この土地は誰のもの?不動産の名義が亡くなった方のままは危険信号!

2018年6月29日

相続時に不動産の名義変更をしていなかったために複数人の共有になってしまい、その後、名義変更も売却も難しくなるという例が年々増えています。



名無しの権兵衛の不動産はトラブルの元です!

 

相続財産は欲しいものだけ相続はできません。

最近、よくご質問を受けるのが「親が亡くなった際、田舎にある別荘は相続したくないのですが、それだけ放棄するってできますか?」というもの。



残念ながら、この財産は相続するけど、この財産はいらない!ということはできません。



団塊の世代の方は当時の流行だったのか、別荘地や山林などに不動産をお持ちの方が多いように思います。



それを子どもたちは負の遺産とみて、相続したくないと考えているようです。



「いらない不動産は相続登記せずにほっておきます!」こういう方が増えているように思います。固定資産税が課税されない土地だと、なおさらこの傾向が強いです。

相続登記をしていないと後々面倒なトラブルに発展?

相続が発生した後、不動産の名義変更の登記についての期限(義務)はありません。



では、誰が相続するのか決まらないまま登記せず、ほっておかれた不動産はどうなるのでしょうか?



名義人が亡くなってから次に名義を書き換えるまでは、事実上その不動産は相続人全員の共有状態になります。万が一、その相続人の一人が亡くなるとその方の所有権はその方の相続人に引き継がれます。



それがどんどんと続いていくと・・不動産の共有者が十数人まで膨れ上がった事例もあるのです。この不動産を売却しようとすると、その全ての共有名義人の同意と印鑑が必要になってきます。



もし、一人でも同意しない人が出て来ると登記はできず、当然売却もできなくなります。



挙句、長年登記が変更されず所有者が分からなくなっている「所有者不明土地」も増えてきているのです。

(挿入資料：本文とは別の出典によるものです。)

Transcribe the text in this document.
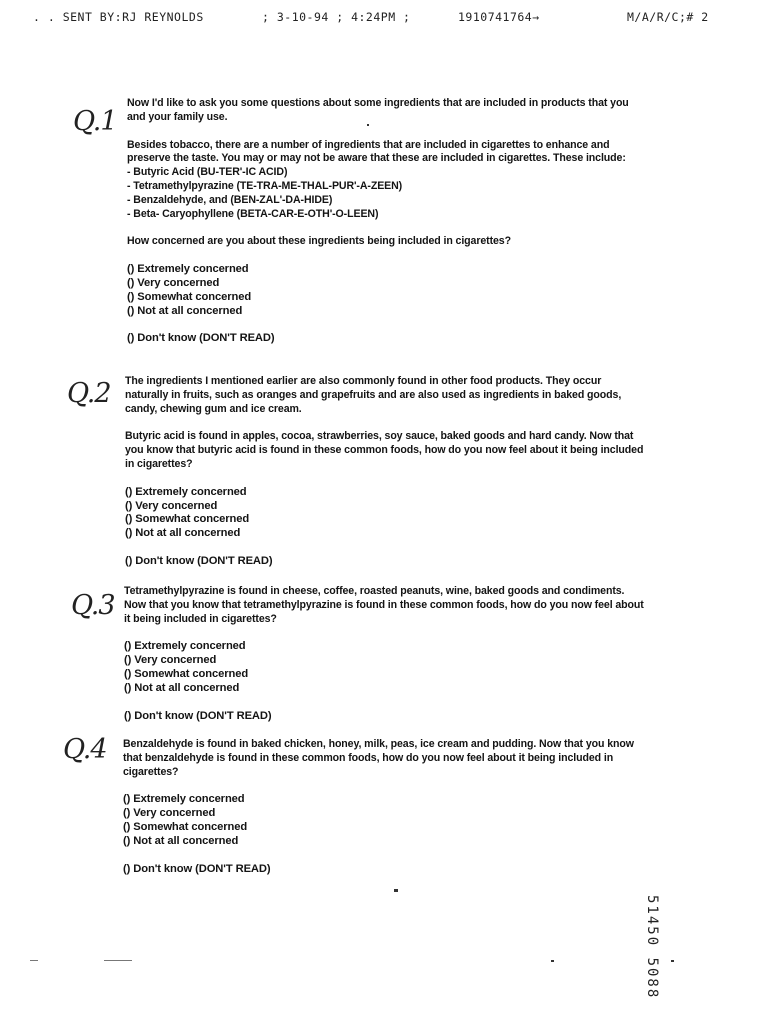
. . SENT BY:RJ REYNOLDS	; 3-10-94 ; 4:24PM ;	1910741764→	M/A/R/C;# 2
Q.1
Q.2
Q.3
Q.4

Now I'd like to ask you some questions about some ingredients that are included in products that you and your family use.

Besides tobacco, there are a number of ingredients that are included in cigarettes to enhance and preserve the taste. You may or may not be aware that these are included in cigarettes. These include:

- Butyric Acid (BU-TER'-IC ACID)
- Tetramethylpyrazine (TE-TRA-ME-THAL-PUR'-A-ZEEN)
- Benzaldehyde, and (BEN-ZAL'-DA-HIDE)
- Beta- Caryophyllene (BETA-CAR-E-OTH'-O-LEEN)

How concerned are you about these ingredients being included in cigarettes?

() Extremely concerned
() Very concerned
() Somewhat concerned
() Not at all concerned

() Don't know (DON'T READ)

The ingredients I mentioned earlier are also commonly found in other food products. They occur naturally in fruits, such as oranges and grapefruits and are also used as ingredients in baked goods, candy, chewing gum and ice cream.

Butyric acid is found in apples, cocoa, strawberries, soy sauce, baked goods and hard candy. Now that you know that butyric acid is found in these common foods, how do you now feel about it being included in cigarettes?

() Extremely concerned
() Very concerned
() Somewhat concerned
() Not at all concerned

() Don't know (DON'T READ)

Tetramethylpyrazine is found in cheese, coffee, roasted peanuts, wine, baked goods and condiments. Now that you know that tetramethylpyrazine is found in these common foods, how do you now feel about it being included in cigarettes?

() Extremely concerned
() Very concerned
() Somewhat concerned
() Not at all concerned

() Don't know (DON'T READ)

Benzaldehyde is found in baked chicken, honey, milk, peas, ice cream and pudding. Now that you know that benzaldehyde is found in these common foods, how do you now feel about it being included in cigarettes?

() Extremely concerned
() Very concerned
() Somewhat concerned
() Not at all concerned

() Don't know (DON'T READ)

51450 5088
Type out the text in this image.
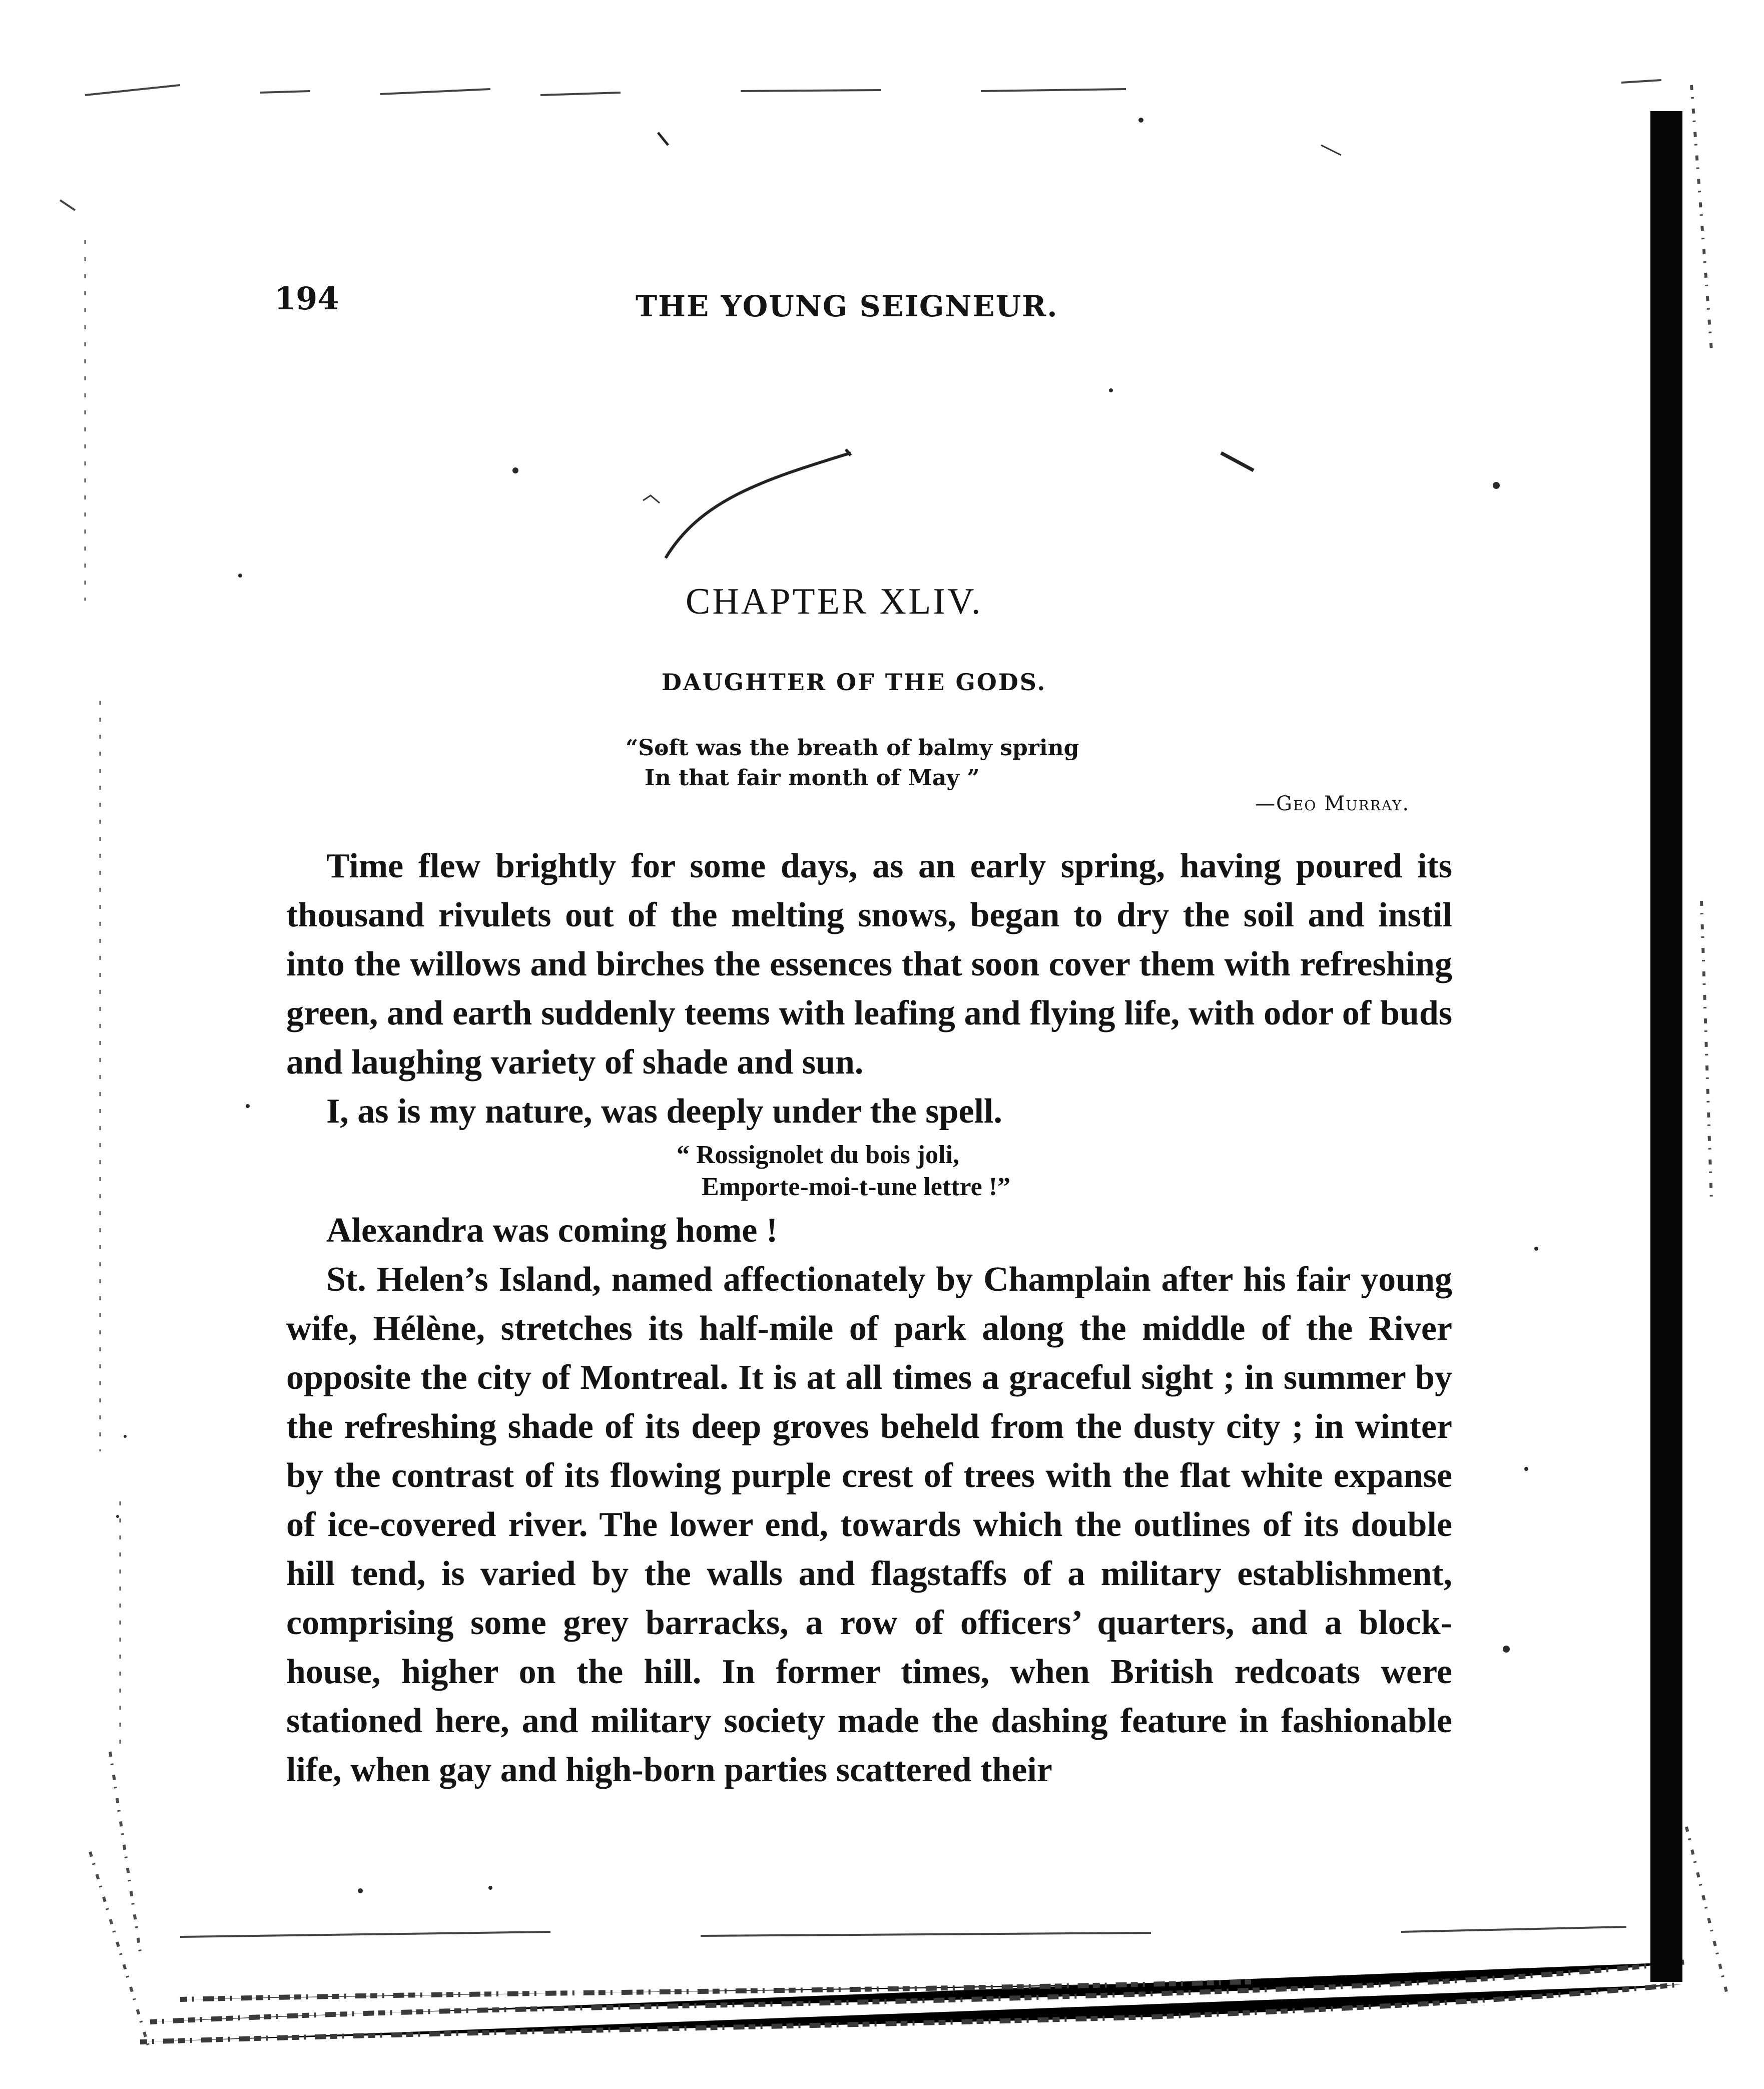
194	THE YOUNG SEIGNEUR.
CHAPTER XLIV.
DAUGHTER OF THE GODS.
“Soft was the breath of balmy spring
In that fair month of May ”
—Geo Murray.

Time flew brightly for some days, as an early spring, having poured its thousand rivulets out of the melting snows, began to dry the soil and instil into the willows and birches the essences that soon cover them with refreshing green, and earth suddenly teems with leafing and flying life, with odor of buds and laughing variety of shade and sun.

I, as is my nature, was deeply under the spell.

“ Rossignolet du bois joli,
Emporte-moi-t-une lettre !”

Alexandra was coming home !

St. Helen’s Island, named affectionately by Champlain after his fair young wife, Hélène, stretches its half-mile of park along the middle of the River opposite the city of Montreal. It is at all times a graceful sight ; in summer by the refreshing shade of its deep groves beheld from the dusty city ; in winter by the contrast of its flowing purple crest of trees with the flat white expanse of ice-covered river. The lower end, towards which the outlines of its double hill tend, is varied by the walls and flagstaffs of a military establishment, comprising some grey barracks, a row of officers’ quarters, and a block-house, higher on the hill. In former times, when British redcoats were stationed here, and military society made the dashing feature in fashionable life, when gay and high-born parties scattered their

その「所有者不明土地」は民間有識者の研究会の推計では、全国で約410万ヘクタールにも上るというから驚きです。

 

相続登記を義務化

総務省は2018年6月1日にこの「所有者不明土地」に対して、相続登記を義務化する仕組みを検討すると発表しました。



これが施行されたら、ほったらかしのままというわけにはいかなくなります。



権利関係が複雑化する前に、登記は済ませておきましょう。

土地所有権の放棄ができるようになる?

また、同時に「不動産の所有権を放棄できる制度」の検討にも入ったようです。



前述のように「この別荘はいらない~~」というような安易な理由では、今後も放棄はできないと思いますが、何らかのやむを得ない事情があって放置されているような不動産は要件を満たせば放棄できるようになりそうです。



今後、どのように法改正されていくのか注目です。

不動産の名義は現所有者に!

いずれにしても、安易な理由で相続した土地の名義変更をしないことはおススメできません。



お子さんたちが、不動産の相続をめぐりトラブルに発展しないためにも事前に誰に何を相続させたいのか家族と話し合い、争いの種をお子さんたちに残さないよう、きちんと準備をしておきましょう。



また、ご自身の代で未登記の不動産があるなら今のうちに登記を済ませるようにし、やはりお子さんたちが困らないようにしたいものですね。